Categories: Travel , Outdoors & Nature , Nonfiction

I'm still weirded out by finding an apparently homeless guy sleeping on my futon.  Not so much that, but my reaction, which was, when he asked me for a drink, to say I had milk and grape juice and feel guilty that I didn't have more juice varieties.  (His response was, "No, man, I mean something to drink.")  Am I just a compassionate person, or foolish and insane?

Two of the books I read suggest the term "houselessness" rather than "homelessness" because of the connotations of "home."  Under the Overpass, by college student Michael Yankoski, tells the story of the five months he and his friend Sam spent on the streets of five large cities, as a religiously inspired experiment.  In format, the book is a lot like Barbara Ehrenreich's Nickel and Dimed.  Michael and Sam sleep in shelters, eat in soup kitchens, and make small amounts of money playing "worship songs" on their guitars.

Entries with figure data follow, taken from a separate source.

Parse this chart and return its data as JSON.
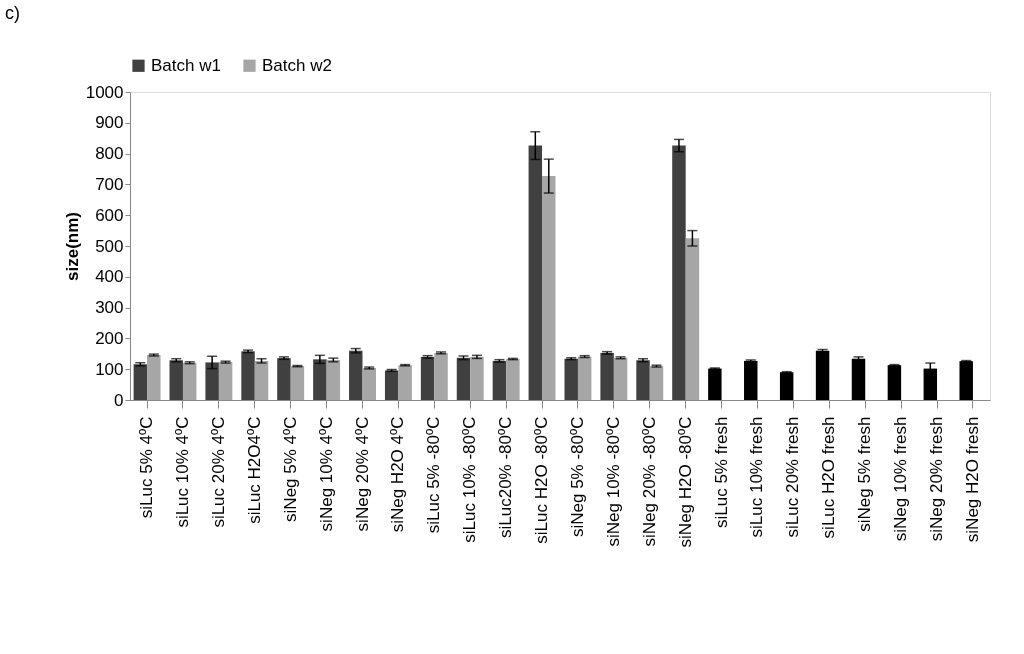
{
  "chart_data": {
    "type": "bar",
    "ylabel": "size(nm)",
    "categories": [
      "siLuc 5% 4ºC",
      "siLuc 10% 4ºC",
      "siLuc 20% 4ºC",
      "siLuc H2O4ºC",
      "siNeg 5% 4ºC",
      "siNeg 10% 4ºC",
      "siNeg 20% 4ºC",
      "siNeg H2O 4ºC",
      "siLuc 5% -80ºC",
      "siLuc 10% -80ºC",
      "siLuc20% -80ºC",
      "siLuc H2O -80ºC",
      "siNeg 5% -80ºC",
      "siNeg 10% -80ºC",
      "siNeg 20% -80ºC",
      "siNeg H2O -80ºC",
      "siLuc 5% fresh",
      "siLuc 10% fresh",
      "siLuc 20% fresh",
      "siLuc H2O fresh",
      "siNeg 5% fresh",
      "siNeg 10% fresh",
      "siNeg 20% fresh",
      "siNeg H2O fresh"
    ],
    "series": [
      {
        "name": "Batch w1",
        "color": "#404040",
        "values": [
          116,
          129,
          122,
          158,
          136,
          132,
          160,
          96,
          140,
          137,
          127,
          826,
          134,
          153,
          129,
          826,
          102,
          127,
          90,
          160,
          134,
          113,
          102,
          126
        ],
        "colors": [
          "#404040",
          "#404040",
          "#404040",
          "#404040",
          "#404040",
          "#404040",
          "#404040",
          "#404040",
          "#404040",
          "#404040",
          "#404040",
          "#404040",
          "#404040",
          "#404040",
          "#404040",
          "#404040",
          "#000000",
          "#000000",
          "#000000",
          "#000000",
          "#000000",
          "#000000",
          "#000000",
          "#000000"
        ],
        "errors": [
          5,
          5,
          20,
          4,
          4,
          13,
          7,
          3,
          4,
          6,
          4,
          45,
          3,
          4,
          5,
          20,
          2,
          3,
          2,
          4,
          6,
          2,
          18,
          2
        ]
      },
      {
        "name": "Batch w2",
        "color": "#a6a6a6",
        "values": [
          146,
          121,
          123,
          127,
          110,
          130,
          104,
          113,
          153,
          140,
          133,
          727,
          141,
          137,
          110,
          525,
          null,
          null,
          null,
          null,
          null,
          null,
          null,
          null
        ],
        "errors": [
          3,
          3,
          3,
          7,
          2,
          6,
          3,
          2,
          3,
          5,
          2,
          55,
          3,
          3,
          3,
          25,
          null,
          null,
          null,
          null,
          null,
          null,
          null,
          null
        ]
      }
    ],
    "ylim": [
      0,
      1000
    ],
    "yticks": [
      0,
      100,
      200,
      300,
      400,
      500,
      600,
      700,
      800,
      900,
      1000
    ],
    "grid": false,
    "legend": "top",
    "annotations": [
      "c)"
    ]
  }
}
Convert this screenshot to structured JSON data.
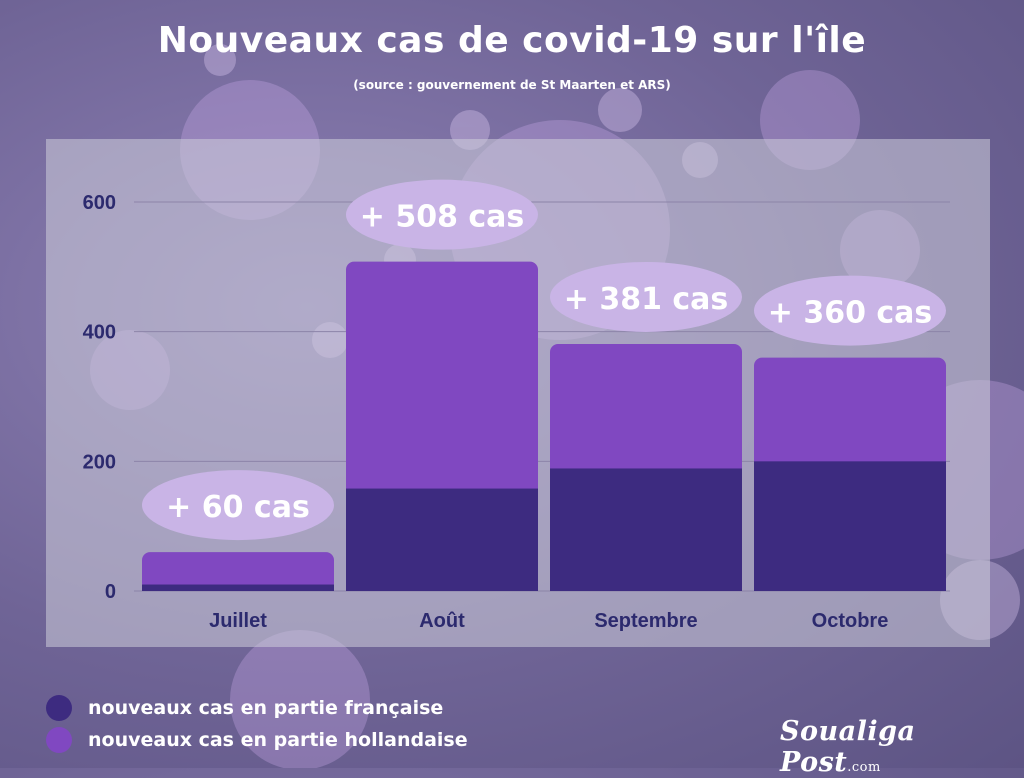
{
  "header": {
    "title": "Nouveaux cas de covid-19 sur l'île",
    "subtitle": "(source :  gouvernement de St Maarten et ARS)"
  },
  "colors": {
    "french": "#3d2b80",
    "dutch": "#8048c1",
    "bubble": "#c9b4e6",
    "axis_text": "#2c2a6e",
    "grid": "#8c84a8"
  },
  "chart_data": {
    "type": "bar",
    "stacked": true,
    "categories": [
      "Juillet",
      "Août",
      "Septembre",
      "Octobre"
    ],
    "series": [
      {
        "name": "nouveaux cas en partie française",
        "values": [
          10,
          158,
          189,
          200
        ]
      },
      {
        "name": "nouveaux cas en partie hollandaise",
        "values": [
          50,
          350,
          192,
          160
        ]
      }
    ],
    "totals_labels": [
      "+  60 cas",
      "+  508 cas",
      "+  381 cas",
      "+  360 cas"
    ],
    "yticks": [
      "0",
      "200",
      "400",
      "600"
    ],
    "ylim": [
      0,
      600
    ],
    "grid": true,
    "legend_position": "bottom-left"
  },
  "legend": {
    "items": [
      {
        "label": "nouveaux cas en partie française",
        "color": "#3d2b80"
      },
      {
        "label": "nouveaux cas en partie hollandaise",
        "color": "#8048c1"
      }
    ]
  },
  "logo": {
    "text": "Soualiga Post",
    "suffix": ".com"
  }
}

Although they do not behave eccentrically or use drugs or alcohol and spend most of their free time (and homeless people often have little free time because of the logistics of finding food and a sleeping place) reading the Bible and writing in their journals, only one person asks, "Who are you really?"  Everyone else judges them completely by their unwashed appearance.  One of the joys of the book is the glee with which Yankoski describes how badly he and Sam smell after five weeks without bathing.  They are not nearly as enterprising about making themselves clean and comfortable as Lars Eighner.

Sadly, each admits that he had hoped to improve his guitar playing during the months on the streets, and now neither wants ever to see a guitar again.  Indeed, twice, actual homeless people borrow their guitars, play far better than Michael and Sam, and earn a decent amount of change for their work.  Like Eighner, Michael believes that if he were to be homeless for a long period of time, he too would find comfort in alcohol or drugs.

Looking at the online catalog, I see that my reading about homelessness so far has been pretty haphazard.  I also recommend The Tunnel: the Underground Homeless of New York City, by Margaret Morton, which is mostly photographs of homes--some quite elaborate and comfortable looking--made by people in a certain part of a subway tunnel, along with their transcribed words about themselves and their houses.  A similarly engrossing and revealing book is The Mole People: Life in the Tunnels Beneath New York City, by Jennifer Toth, although rail fans have somewhat successfully discredited Toth's description of the tunnels' geography.